« Happiness
Road », de la réalisatrice Sung Hsin-yin :
renaissance
du cinéma d’animation taïwanais ?
par Brigitte Duzan, 25 juillet 2018
« Happiness Road » (《幸福路上》)
nous arrive après une série de succès dans
différents festivals : après une première mondiale
au festival de Busan en octobre 2017, il a été le
film de clôture du 54ème festival du
Golden Horse, à Taipei, en novembre 2017 puis a été
couronné du Grand Prix des Tokyo Anime Awards en
mars 2018. Présenté en sélection officielle au
Festival international de l’animation d’Annecy en
juin 2018, il sort sur les écrans français le 1er
août et ce serait dommage de le rater dans la
chaleur de l’été.
Ambiance nostalgique sur fond d’histoire
Souvenirs d’enfance
Le film débute au début des années 2010, quand la
jeune Qi/Tchi (小琪)
revient des Etats-Unis où elle est allée vivre après
ses études à Taiwan. Mais, si elle revient, c’est
parce que sa grand-mère est morte ; or elle
l’adorait, et le retour dans la maison familiale
fait renaître une foule de souvenirs, d’enfance
Happiness Road
et de jeunesse. Elle retrouve son père réduit à la boisson
et au jeu entre deux crises de léthargie, et sa mère
essayant de joindre les deux bouts en récupérant des ordures
pour les vendre à des entreprises de recyclage, activité
devenue obsessionnelle.
La réalisatrice,
Sung Hsin-Yin (宋欣颖),
fait naître sa jeune héroïne un 5 avril 1975, qui se trouve
être le jour de la mort de Tchang Kai-chek. De là, son
destin personnel se déroule en parallèle avec l’histoire
récente de l’île, et en particulier dans un contexte
d’avancées démocratiques sur fond de tensions
internationales.
Vision caléidoscopique de Taiwan
Chaque personnage semble être l’incarnation d’un type
particulier dans le contexte historique de l’évolution de la
société taïwanaise et de l’Etat, d’un modèle parti
unique-langue nationale unique à un modèle multiculturel et
multilingue : la petite Qi est éduquée à l’école en
putonghua (mandarin si on préfère), à l’exclusion du
« taïwanais » ; sa grand-mère est aborigène et méprisée pour
cela ; elle a une camarade de classe toute blonde, Betty,
dont le père était un soldat américain basé à Taiwan, et un
cousin, Wen, qui a pris part aux mouvements sociaux qui ont
scandé la marche vers la démocratie.
Sont évoqués en filigrane, sans appuyer, les protestations
estudiantines, les événements violents, voire les tortures
politiques, qui ont marqué l’histoire de l’île, mais tout
cela affleure de manière assez vague dans la mémoire qu’en a
conservée la jeune Qi. Ses souvenirs ne sont pas sombres,
car ils sont teintés de touches chaleureuses d’amour et
d’amitié qui recoupent les questions plus profondes.

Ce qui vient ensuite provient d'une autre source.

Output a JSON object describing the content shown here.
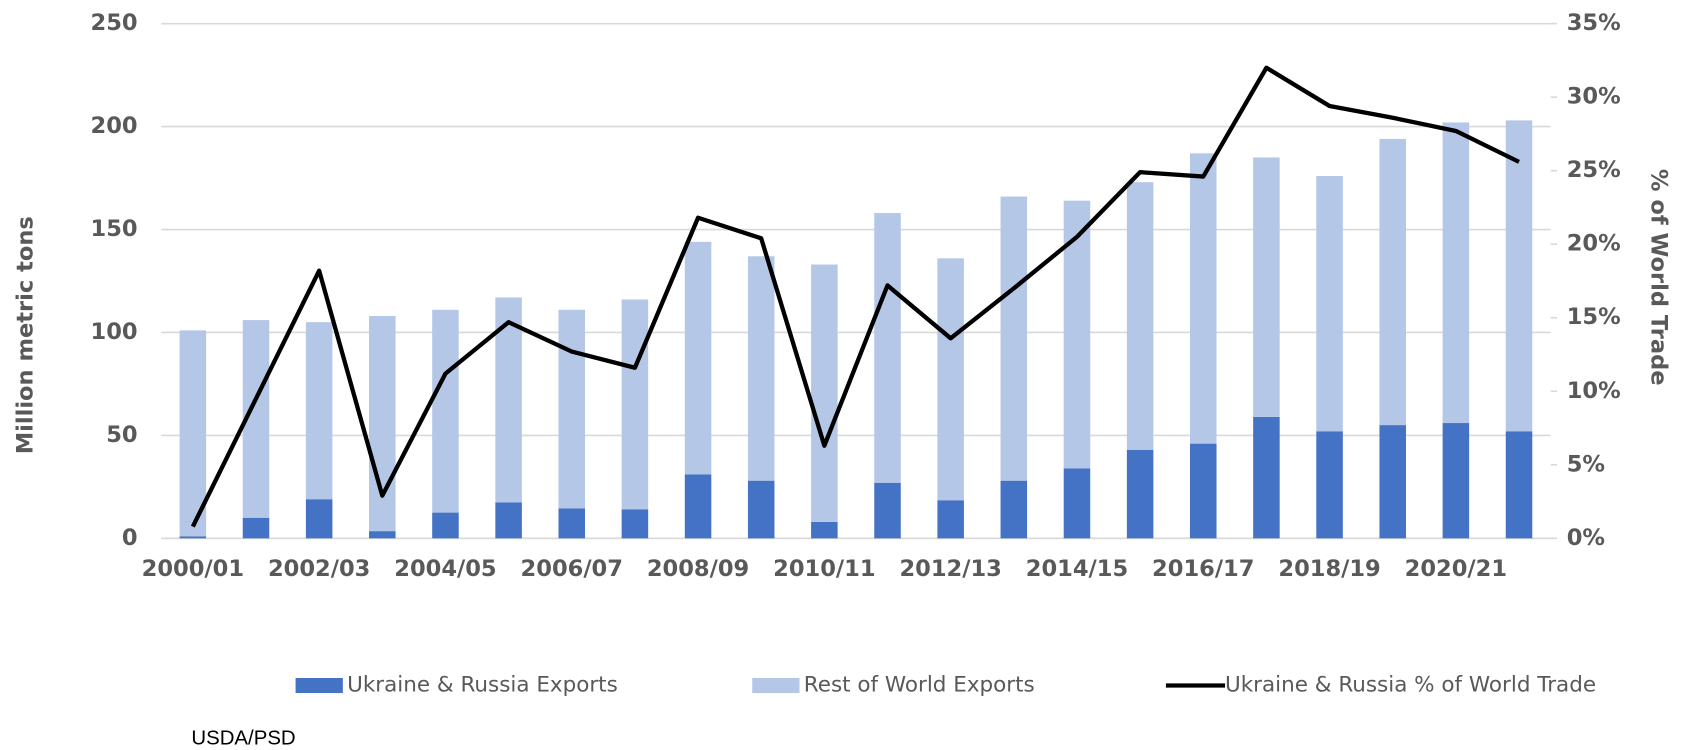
{
  "chart_data": {
    "type": "bar",
    "stacked": true,
    "categories": [
      "2000/01",
      null,
      "2002/03",
      null,
      "2004/05",
      null,
      "2006/07",
      null,
      "2008/09",
      null,
      "2010/11",
      null,
      "2012/13",
      null,
      "2014/15",
      null,
      "2016/17",
      null,
      "2018/19",
      null,
      "2020/21",
      null
    ],
    "series": [
      {
        "name": "Ukraine & Russia Exports",
        "color": "#4472c4",
        "type": "bar",
        "values": [
          1,
          10,
          19,
          3.5,
          12.5,
          17.5,
          14.5,
          14,
          31,
          28,
          8,
          27,
          18.5,
          28,
          34,
          43,
          46,
          59,
          52,
          55,
          56,
          52
        ]
      },
      {
        "name": "Rest of World Exports",
        "color": "#b4c7e7",
        "type": "bar",
        "values": [
          100,
          96,
          86,
          104.5,
          98.5,
          99.5,
          96.5,
          102,
          113,
          109,
          125,
          131,
          117.5,
          138,
          130,
          130,
          141,
          126,
          124,
          139,
          146,
          151
        ]
      },
      {
        "name": "Ukraine & Russia % of World Trade",
        "color": "#000000",
        "type": "line",
        "axis": "y2",
        "values": [
          0.8,
          9.5,
          18.2,
          2.9,
          11.2,
          14.7,
          12.7,
          11.6,
          21.8,
          20.4,
          6.3,
          17.2,
          13.6,
          17.0,
          20.5,
          24.9,
          24.6,
          32.0,
          29.4,
          28.6,
          27.7,
          25.6
        ]
      }
    ],
    "ylabel": "Million metric tons",
    "y2label": "% of World Trade",
    "ylim": [
      0,
      250
    ],
    "yticks": [
      0,
      50,
      100,
      150,
      200,
      250
    ],
    "y2lim": [
      0,
      35
    ],
    "y2ticks": [
      {
        "value": 0,
        "label": "0%"
      },
      {
        "value": 5,
        "label": "5%"
      },
      {
        "value": 10,
        "label": "10%"
      },
      {
        "value": 15,
        "label": "15%"
      },
      {
        "value": 20,
        "label": "20%"
      },
      {
        "value": 25,
        "label": "25%"
      },
      {
        "value": 30,
        "label": "30%"
      },
      {
        "value": 35,
        "label": "35%"
      }
    ],
    "grid": true,
    "legend": "bottom",
    "source": "USDA/PSD"
  }
}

C’est ainsi que les questions de classe et de race sont
omniprésentes dans le film, mais à travers les deux
personnages de Betty et de la grand-mère, et tout
particulièrement cette dernière dont le fantôme revient
hanter et conseiller la jeune Qi de ses remarques pleines de
sagesse ancestrale. Elle évoque irrésistiblement l’émergence
d’un mouvement de reconnaissance de la population aborigène
de Taiwan qui se traduit aujourd’hui par l’émergence
d’écrivains et de cinéastes. Témoin aussi l’artiste qui
prête sa voix au cousin Wen et qui n’est autre que le
réalisateur Wei Te-sheng (魏德圣),
celui qui a réalisé
« Seediq
Bale, the Rainbow Warriors » (《赛德克·巴莱》).
L’aspect linguistique est particulièrement important dans le
film, chacun des personnages parlant la langue qui lui
correspond (ce qui n’est pas clairement indiqué dans le
sous-titrage, et c’est dommage) ; on entend en particulier
le « taïwanais », variante locale du minnan yu (闽南语)
que parlaient les premiers colons chinois, arrivés du Fujian
voisin ; parlé par environ 70 % de la population de l’île,
mais longtemps réprimé pour imposer le putonghua
comme le montre le film, il est langue officielle à parité
avec le mandarin depuis 2018.
En ce sens, le film a un aspect éducatif qui sera mis en
valeur par un dossier pédagogique préparé par le
distributeur, Eurozoom.
Réflexion sur le bonheur
Le titre international « Happiness Road » se réfère à une
rue imaginaire de Taipei, mais le titre chinois signifie
plutôt « sur la voie du bonheur » : la recherche du bonheur
est effectivement le thème général du film, soulignant la
nature élusive, voire insaisissable, dudit bonheur. Ce qui
ressort, c’est surtout, en négatif, ce qu’il n’est pas, ce
bonheur : amour, mariage ou rêve américain. Le film détruit
les illusions superficielles qui sont monnaie courante, et
les remplace par des questions plus profondes, replacées
dans le contexte de l’histoire de Taiwan.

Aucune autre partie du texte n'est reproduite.